Fig. 5: Prostate cancer-specific expression of the hCRISPRs in the NGS-ProToCol dataset.

a Unsupervised clustering (Euclidean distances; Ward.D2) of malignant (orange; top-bar) and healthy (blue; top-bar) prostate tissues using normalized read counts (VST) as Z-scores over all 177 statistically significant hCRISPRs. (|log2 fold-change | ≥ 0.5, average read-count over all samples ≥ 10, and q ≤ 0.05). Negative Z-scores are highlighted in green whilst positive Z-scores are highlighted in red. b Volcano-plot depicting the log2 fold-change (x-axis) and adjusted p-value (q) (y-axis; in −log10 scale) of all 12,572 hCRISPRs. The hCRISPRs which were found to be differentially upregulated (log2 fold-change ≤ 0.5, average read-count over all samples ≥ 10 and q ≤ 0.05) and downregulated (|log2 fold-change | ≥ 0.5, average read-count over all samples ≥ 10 and q ≤ 0.05) in cancer are shown by red and blue dots, respectively. The hCRISPR identifier (#Order) is shown for the top 25 most substantial (based on adjusted p) upregulated and downregulated hCRISPRs. c Overview of the stratification of the NGS-ProToCol cohort using principal component analysis (PCA) on the 177 differentially expressed hCRISPRs (using VST-normalized read counts) with the first two principal components (PC1 and PC2).
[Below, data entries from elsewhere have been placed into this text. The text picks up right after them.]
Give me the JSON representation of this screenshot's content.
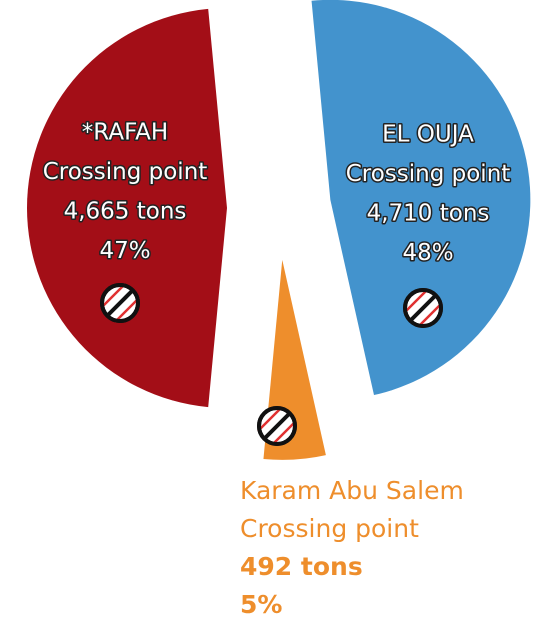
{
  "chart_data": {
    "type": "pie",
    "categories": [
      "*RAFAH",
      "EL OUJA",
      "Karam Abu Salem"
    ],
    "subtitles": [
      "Crossing point",
      "Crossing point",
      "Crossing point"
    ],
    "values": [
      47,
      48,
      5
    ],
    "value_labels": [
      "47%",
      "48%",
      "5%"
    ],
    "tons_labels": [
      "4,665 tons",
      "4,710 tons",
      "492 tons"
    ],
    "colors": [
      "#a30e17",
      "#4393cd",
      "#ee8e2c"
    ],
    "exploded": true
  }
}
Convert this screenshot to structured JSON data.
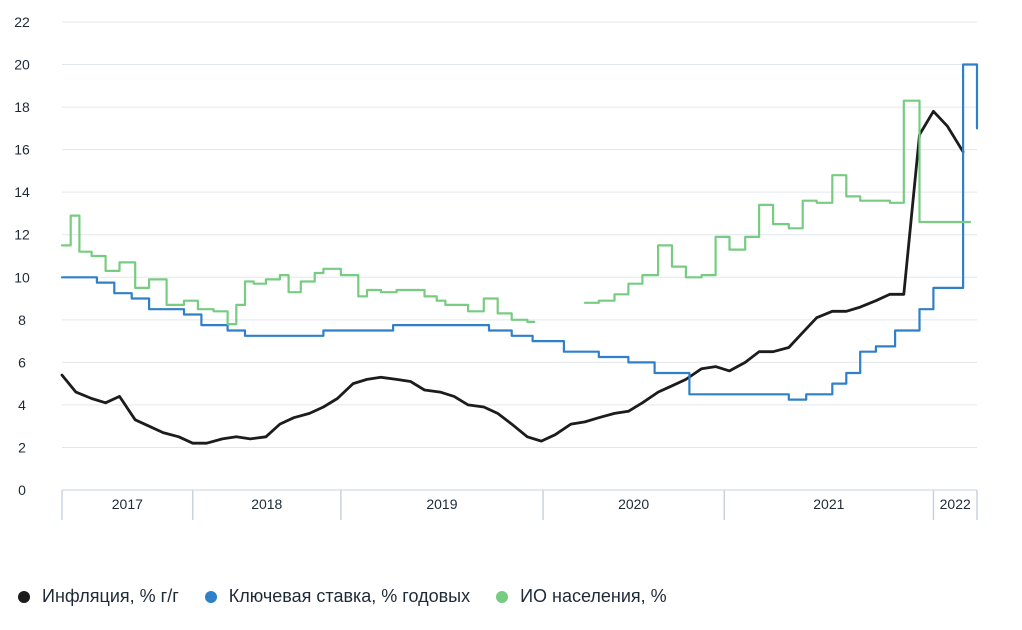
{
  "chart_data": {
    "type": "line",
    "y_ticks": [
      "0",
      "2",
      "4",
      "6",
      "8",
      "10",
      "12",
      "14",
      "16",
      "18",
      "20",
      "22"
    ],
    "ylim": [
      0,
      22
    ],
    "xlim": [
      2017.0,
      2022.25
    ],
    "grid": true,
    "legend_position": "bottom-left",
    "years": [
      {
        "label": "2017",
        "start": 2017.0,
        "end": 2017.75
      },
      {
        "label": "2018",
        "start": 2017.75,
        "end": 2018.6
      },
      {
        "label": "2019",
        "start": 2018.6,
        "end": 2019.76
      },
      {
        "label": "2020",
        "start": 2019.76,
        "end": 2020.8
      },
      {
        "label": "2021",
        "start": 2020.8,
        "end": 2022.0
      },
      {
        "label": "2022",
        "start": 2022.0,
        "end": 2022.25
      }
    ],
    "series": [
      {
        "name": "Инфляция, % г/г",
        "color": "#1c1c1c",
        "step": false,
        "x": [
          2017.0,
          2017.08,
          2017.17,
          2017.25,
          2017.33,
          2017.42,
          2017.5,
          2017.58,
          2017.67,
          2017.75,
          2017.83,
          2017.92,
          2018.0,
          2018.08,
          2018.17,
          2018.25,
          2018.33,
          2018.42,
          2018.5,
          2018.58,
          2018.67,
          2018.75,
          2018.83,
          2018.92,
          2019.0,
          2019.08,
          2019.17,
          2019.25,
          2019.33,
          2019.42,
          2019.5,
          2019.58,
          2019.67,
          2019.75,
          2019.83,
          2019.92,
          2020.0,
          2020.08,
          2020.17,
          2020.25,
          2020.33,
          2020.42,
          2020.5,
          2020.58,
          2020.67,
          2020.75,
          2020.83,
          2020.92,
          2021.0,
          2021.08,
          2021.17,
          2021.25,
          2021.33,
          2021.42,
          2021.5,
          2021.58,
          2021.67,
          2021.75,
          2021.83,
          2021.92,
          2022.0,
          2022.08,
          2022.17
        ],
        "y": [
          5.4,
          4.6,
          4.3,
          4.1,
          4.4,
          3.3,
          3.0,
          2.7,
          2.5,
          2.2,
          2.2,
          2.4,
          2.5,
          2.4,
          2.5,
          3.1,
          3.4,
          3.6,
          3.9,
          4.3,
          5.0,
          5.2,
          5.3,
          5.2,
          5.1,
          4.7,
          4.6,
          4.4,
          4.0,
          3.9,
          3.6,
          3.1,
          2.5,
          2.3,
          2.6,
          3.1,
          3.2,
          3.4,
          3.6,
          3.7,
          4.1,
          4.6,
          4.9,
          5.2,
          5.7,
          5.8,
          5.6,
          6.0,
          6.5,
          6.5,
          6.7,
          7.4,
          8.1,
          8.4,
          8.4,
          8.6,
          8.9,
          9.2,
          9.2,
          16.7,
          17.8,
          17.1,
          15.9
        ]
      },
      {
        "name": "Ключевая ставка, % годовых",
        "color": "#2f80c8",
        "step": true,
        "x": [
          2017.0,
          2017.2,
          2017.3,
          2017.4,
          2017.5,
          2017.7,
          2017.8,
          2017.95,
          2018.05,
          2018.2,
          2018.5,
          2018.9,
          2019.3,
          2019.45,
          2019.58,
          2019.7,
          2019.88,
          2020.08,
          2020.25,
          2020.4,
          2020.6,
          2021.17,
          2021.27,
          2021.42,
          2021.5,
          2021.58,
          2021.67,
          2021.78,
          2021.92,
          2022.0,
          2022.17,
          2022.25
        ],
        "y": [
          10.0,
          9.75,
          9.25,
          9.0,
          8.5,
          8.25,
          7.75,
          7.5,
          7.25,
          7.25,
          7.5,
          7.75,
          7.75,
          7.5,
          7.25,
          7.0,
          6.5,
          6.25,
          6.0,
          5.5,
          4.5,
          4.25,
          4.5,
          5.0,
          5.5,
          6.5,
          6.75,
          7.5,
          8.5,
          9.5,
          20.0,
          17.0
        ]
      },
      {
        "name": "ИО населения, %",
        "color": "#77cc82",
        "step": true,
        "x": [
          2017.0,
          2017.05,
          2017.1,
          2017.17,
          2017.25,
          2017.33,
          2017.42,
          2017.5,
          2017.6,
          2017.7,
          2017.78,
          2017.87,
          2017.95,
          2018.0,
          2018.05,
          2018.1,
          2018.17,
          2018.25,
          2018.3,
          2018.37,
          2018.45,
          2018.5,
          2018.6,
          2018.7,
          2018.75,
          2018.83,
          2018.92,
          2019.0,
          2019.08,
          2019.15,
          2019.2,
          2019.33,
          2019.42,
          2019.5,
          2019.58,
          2019.67,
          2019.75,
          2019.83,
          2020.0,
          2020.08,
          2020.17,
          2020.25,
          2020.33,
          2020.42,
          2020.5,
          2020.58,
          2020.67,
          2020.75,
          2020.83,
          2020.92,
          2021.0,
          2021.08,
          2021.17,
          2021.25,
          2021.33,
          2021.42,
          2021.5,
          2021.58,
          2021.67,
          2021.75,
          2021.83,
          2021.92,
          2022.0,
          2022.08,
          2022.17
        ],
        "y": [
          11.5,
          12.9,
          11.2,
          11.0,
          10.3,
          10.7,
          9.5,
          9.9,
          8.7,
          8.9,
          8.5,
          8.4,
          7.8,
          8.7,
          9.8,
          9.7,
          9.9,
          10.1,
          9.3,
          9.8,
          10.2,
          10.4,
          10.1,
          9.1,
          9.4,
          9.3,
          9.4,
          9.4,
          9.1,
          8.9,
          8.7,
          8.4,
          9.0,
          8.3,
          8.0,
          7.9,
          null,
          null,
          8.8,
          8.9,
          9.2,
          9.7,
          10.1,
          11.5,
          10.5,
          10.0,
          10.1,
          11.9,
          11.3,
          11.9,
          13.4,
          12.5,
          12.3,
          13.6,
          13.5,
          14.8,
          13.8,
          13.6,
          13.6,
          13.5,
          18.3,
          12.6,
          12.6,
          12.6,
          12.6
        ]
      }
    ]
  }
}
Malignant prostate tissues are depicted by salmon points whilst the normal adjacent to tumor prostate tissues are depicted by blue points. d Boxplots representing the normalized expression (VST-transformed read-count) of the top ten hCRISPRs with an absolute log2 fold-change ≥ 1 and average read counts ≥ 20, ordered on descending q-value; median, Q1 and Q3 are highlighted with a bold black line and error bars, respectively. Malignant prostate tissues are depicted by salmon points whilst the normal adjacent to tumor prostate tissues are depicted by blue points. Normalized expression (VST-transformed read-count; y-axis) is shown in log10 scale.